Corneal ectasia (also called "kerectasia" or "keratectasia") is an infrequent but serious complication of LASIK surgery.

If the laser removes too much tissue during LASIK or the flap made too deep, the structure of the cornea can be weakened. This weakening can cause the cornea to bulge forward in an irregular fashion, causing increasing astigmatism and distorted vision that cannot be corrected with eyeglasses, contact lenses, or a LASIK enhancement procedure. In its most extreme form, treatment of ectasia may require a corneal transplant.

A corneal transplant is performed by replacing damaged central corneal tissue with healthy tissue from a donor. Corneal transplants are performed routinely in the United States, however this surgery still has a certain amount of risk attached to it.

Patients with thin corneas have a higher risk of developing ectasia. Keratectasia after LASIK is similar to a condition that afflicts 1 in 2,000 people, called keratoconus.

Corneal Crosslinking for Ectasia Therapy

Patients with keratectasia should not have additional eye surgery that removes corneal tissue. Rigid gas permeable (RGP) contact lenses are often the treatment of choice for restoring good vision. A new treatment to strengthen the cornea called CXL or corneal crosslinking is showing promise in controlling corneal ectasia. The non-invasive procedure consists of placing riboflavin eye drops on the eye and activating it with UV light.
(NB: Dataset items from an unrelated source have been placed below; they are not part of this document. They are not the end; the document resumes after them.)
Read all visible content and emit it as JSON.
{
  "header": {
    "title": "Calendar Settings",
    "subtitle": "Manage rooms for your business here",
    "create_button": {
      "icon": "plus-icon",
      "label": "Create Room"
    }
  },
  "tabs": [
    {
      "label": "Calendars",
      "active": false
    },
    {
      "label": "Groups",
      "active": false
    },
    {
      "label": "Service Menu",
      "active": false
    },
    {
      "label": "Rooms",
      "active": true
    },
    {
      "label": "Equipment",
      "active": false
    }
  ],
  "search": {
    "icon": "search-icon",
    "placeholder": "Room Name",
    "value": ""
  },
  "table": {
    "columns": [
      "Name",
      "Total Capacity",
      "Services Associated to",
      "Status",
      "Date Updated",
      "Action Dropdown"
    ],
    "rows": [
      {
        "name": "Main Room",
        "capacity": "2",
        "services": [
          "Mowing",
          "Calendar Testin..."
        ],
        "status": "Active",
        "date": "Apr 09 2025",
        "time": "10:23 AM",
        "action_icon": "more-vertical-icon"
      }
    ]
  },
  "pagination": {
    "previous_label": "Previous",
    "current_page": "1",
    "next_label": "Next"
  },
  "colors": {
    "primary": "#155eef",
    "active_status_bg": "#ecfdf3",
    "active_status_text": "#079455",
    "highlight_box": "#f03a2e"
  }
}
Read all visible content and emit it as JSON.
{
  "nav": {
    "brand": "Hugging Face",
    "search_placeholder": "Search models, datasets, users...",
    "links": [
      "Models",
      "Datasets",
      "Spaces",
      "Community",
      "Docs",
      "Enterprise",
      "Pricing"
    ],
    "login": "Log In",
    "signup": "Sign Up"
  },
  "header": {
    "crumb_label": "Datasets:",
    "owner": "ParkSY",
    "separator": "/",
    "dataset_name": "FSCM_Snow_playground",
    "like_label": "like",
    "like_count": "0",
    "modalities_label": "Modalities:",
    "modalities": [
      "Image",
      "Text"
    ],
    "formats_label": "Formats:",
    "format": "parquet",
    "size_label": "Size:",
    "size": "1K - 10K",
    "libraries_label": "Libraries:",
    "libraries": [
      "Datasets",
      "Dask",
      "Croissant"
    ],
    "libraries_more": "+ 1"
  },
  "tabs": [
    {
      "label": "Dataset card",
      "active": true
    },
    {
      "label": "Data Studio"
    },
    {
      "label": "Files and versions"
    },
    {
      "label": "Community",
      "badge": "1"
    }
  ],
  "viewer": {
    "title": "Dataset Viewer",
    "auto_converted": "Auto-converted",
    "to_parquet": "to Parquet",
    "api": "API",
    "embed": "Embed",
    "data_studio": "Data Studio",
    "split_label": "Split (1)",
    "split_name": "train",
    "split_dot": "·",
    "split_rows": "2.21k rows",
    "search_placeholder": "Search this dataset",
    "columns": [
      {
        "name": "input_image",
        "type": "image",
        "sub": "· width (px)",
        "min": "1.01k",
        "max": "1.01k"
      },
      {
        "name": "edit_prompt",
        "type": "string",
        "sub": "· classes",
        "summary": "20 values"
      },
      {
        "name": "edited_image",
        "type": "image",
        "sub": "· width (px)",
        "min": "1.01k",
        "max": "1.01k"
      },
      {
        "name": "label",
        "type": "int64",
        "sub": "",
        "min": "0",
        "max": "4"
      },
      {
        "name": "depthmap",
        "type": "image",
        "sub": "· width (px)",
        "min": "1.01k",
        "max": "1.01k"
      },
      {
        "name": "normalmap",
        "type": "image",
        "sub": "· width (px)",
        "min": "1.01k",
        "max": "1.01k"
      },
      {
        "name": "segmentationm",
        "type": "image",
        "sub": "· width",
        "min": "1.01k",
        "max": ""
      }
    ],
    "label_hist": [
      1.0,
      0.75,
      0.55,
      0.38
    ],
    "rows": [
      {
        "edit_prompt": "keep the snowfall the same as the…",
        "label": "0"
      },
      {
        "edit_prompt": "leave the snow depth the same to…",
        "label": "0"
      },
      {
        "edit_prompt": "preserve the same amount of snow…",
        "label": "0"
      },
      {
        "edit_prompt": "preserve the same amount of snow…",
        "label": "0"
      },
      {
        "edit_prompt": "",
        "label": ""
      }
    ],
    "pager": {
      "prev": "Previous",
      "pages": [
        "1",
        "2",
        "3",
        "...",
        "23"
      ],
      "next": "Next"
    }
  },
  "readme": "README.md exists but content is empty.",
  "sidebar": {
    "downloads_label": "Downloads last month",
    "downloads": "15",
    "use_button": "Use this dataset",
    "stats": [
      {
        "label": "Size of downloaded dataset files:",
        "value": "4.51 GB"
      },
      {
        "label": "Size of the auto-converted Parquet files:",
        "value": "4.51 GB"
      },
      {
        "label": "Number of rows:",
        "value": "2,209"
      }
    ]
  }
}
The activated riboflavin penetrates the cornea and strengthens the corneal tissue, stabilizing the corneal shape.

In some cases, after the cornea has been stabilized with CXL, the eye can be treated with topography-guided PRK to bring the cornea into a more normal shape to improve vision.

As eye doctors have learned more about ectasia, better screening methods have been developed to assess a person's risk for LASIK-induced keratectasia during preoperative exams. Also, there appears to be less risk of ectasia with PRK, epi-LASIK and LASEK, compared to LASIK.